Armstrong, 39, issued a statement saying his "focus now is raising (his) five children, promoting the mission of LIVESTRONG (Global Cancer Campaign), and growing entrepreneurial ventures with our great corporate partners in the fight against cancer."
Armstrong first announced his retirement in 2005, but he then attempted a comeback.
Armstrong's cycling career was marred by allegations relating to the use of performance-enhancing drugs, accusations he has consistently denied.
He submitted to dozens of drug tests after ending his initial retirement in September 2009. He underwent surgery that year after breaking his collarbone in a race in Spain.
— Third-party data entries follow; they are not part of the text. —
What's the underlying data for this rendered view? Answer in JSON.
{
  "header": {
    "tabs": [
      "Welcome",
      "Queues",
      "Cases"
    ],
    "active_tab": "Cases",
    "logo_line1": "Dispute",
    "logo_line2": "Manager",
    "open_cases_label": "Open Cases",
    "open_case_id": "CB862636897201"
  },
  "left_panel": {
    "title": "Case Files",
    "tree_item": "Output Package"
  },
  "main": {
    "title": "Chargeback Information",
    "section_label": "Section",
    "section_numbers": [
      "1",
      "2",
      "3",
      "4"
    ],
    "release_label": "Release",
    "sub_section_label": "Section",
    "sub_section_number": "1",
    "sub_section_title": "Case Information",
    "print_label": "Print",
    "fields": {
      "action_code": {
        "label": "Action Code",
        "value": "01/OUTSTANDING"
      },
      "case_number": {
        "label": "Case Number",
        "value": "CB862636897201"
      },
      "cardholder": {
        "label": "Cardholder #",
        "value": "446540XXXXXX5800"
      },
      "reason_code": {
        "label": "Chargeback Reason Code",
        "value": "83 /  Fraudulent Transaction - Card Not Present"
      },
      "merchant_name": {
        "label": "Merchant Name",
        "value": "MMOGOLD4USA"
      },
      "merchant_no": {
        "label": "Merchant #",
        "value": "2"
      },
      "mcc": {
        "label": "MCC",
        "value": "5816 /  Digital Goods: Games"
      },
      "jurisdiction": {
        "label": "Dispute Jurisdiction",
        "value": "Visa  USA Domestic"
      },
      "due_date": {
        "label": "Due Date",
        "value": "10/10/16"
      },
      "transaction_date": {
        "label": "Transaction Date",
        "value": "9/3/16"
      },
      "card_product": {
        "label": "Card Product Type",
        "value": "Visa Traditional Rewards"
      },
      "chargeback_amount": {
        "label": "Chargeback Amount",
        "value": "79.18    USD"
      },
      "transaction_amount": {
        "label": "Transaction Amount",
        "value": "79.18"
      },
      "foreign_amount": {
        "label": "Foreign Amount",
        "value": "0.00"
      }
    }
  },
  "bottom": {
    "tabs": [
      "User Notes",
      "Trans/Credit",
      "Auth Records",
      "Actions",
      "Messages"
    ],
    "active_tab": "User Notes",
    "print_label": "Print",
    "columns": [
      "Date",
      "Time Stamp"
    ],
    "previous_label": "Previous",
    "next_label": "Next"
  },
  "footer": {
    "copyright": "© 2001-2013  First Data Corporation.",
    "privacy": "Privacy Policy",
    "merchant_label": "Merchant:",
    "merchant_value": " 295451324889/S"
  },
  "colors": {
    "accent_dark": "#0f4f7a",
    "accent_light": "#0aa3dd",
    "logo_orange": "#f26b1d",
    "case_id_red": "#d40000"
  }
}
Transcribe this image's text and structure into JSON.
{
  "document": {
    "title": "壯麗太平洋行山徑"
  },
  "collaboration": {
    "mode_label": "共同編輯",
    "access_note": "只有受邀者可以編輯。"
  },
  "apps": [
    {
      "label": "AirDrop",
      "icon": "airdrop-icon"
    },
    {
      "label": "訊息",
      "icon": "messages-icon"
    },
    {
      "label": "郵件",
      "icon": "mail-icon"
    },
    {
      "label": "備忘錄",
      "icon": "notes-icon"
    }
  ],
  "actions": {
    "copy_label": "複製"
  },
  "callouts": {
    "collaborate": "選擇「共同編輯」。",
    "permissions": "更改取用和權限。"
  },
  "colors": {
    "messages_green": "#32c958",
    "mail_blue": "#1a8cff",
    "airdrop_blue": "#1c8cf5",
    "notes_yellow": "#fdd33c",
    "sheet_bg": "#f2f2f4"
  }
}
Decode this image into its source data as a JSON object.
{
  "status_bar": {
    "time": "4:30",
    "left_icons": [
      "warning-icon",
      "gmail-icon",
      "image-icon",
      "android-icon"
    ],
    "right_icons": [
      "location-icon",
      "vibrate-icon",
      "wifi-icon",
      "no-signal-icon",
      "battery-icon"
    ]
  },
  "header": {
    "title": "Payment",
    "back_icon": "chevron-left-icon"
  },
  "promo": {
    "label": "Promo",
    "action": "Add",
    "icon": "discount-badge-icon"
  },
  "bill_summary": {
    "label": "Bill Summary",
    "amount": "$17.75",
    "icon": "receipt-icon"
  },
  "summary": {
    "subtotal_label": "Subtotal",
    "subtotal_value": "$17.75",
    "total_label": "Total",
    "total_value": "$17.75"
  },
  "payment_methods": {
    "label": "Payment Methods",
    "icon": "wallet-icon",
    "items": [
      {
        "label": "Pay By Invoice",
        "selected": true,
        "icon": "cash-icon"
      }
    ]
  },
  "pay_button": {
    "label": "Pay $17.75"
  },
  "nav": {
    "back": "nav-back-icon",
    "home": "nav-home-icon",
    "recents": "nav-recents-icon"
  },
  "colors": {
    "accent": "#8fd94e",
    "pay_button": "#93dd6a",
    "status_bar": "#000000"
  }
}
At age 25, Armstrong, already a promising cyclist on the pro circuit, was diagnosed in 1996 with testicular cancer, which spread to his abdomen, lungs and brain.
After years of treatment, he returned to claim multiple wins in the Tour de France, cycling's premier event.
He became a high-profile fundraiser for cancer research, and serves as chairman of the LiveStrong Foundation, which has raised tens of millions of dollars for cancer research, education and patient support.
"We're fortunate to have Lance back full-time as a hands-on chairman for LIVESTRONG where he can help us capitalize on the great opportunities for progress that lie ahead." Doug Ulman, president and CEO of the foundation, said in a written statement.
Armstrong is not the only athlete to retire and then change his mind.
The most notable example was Michael Jordan, who left the National Basketball Association in 1993 to play professional baseball.
He later returned to the NBA to lead the Chicago Bulls to three more championships.
Armstrong rode his final competitive race in the Tour Down Under in Australia last month.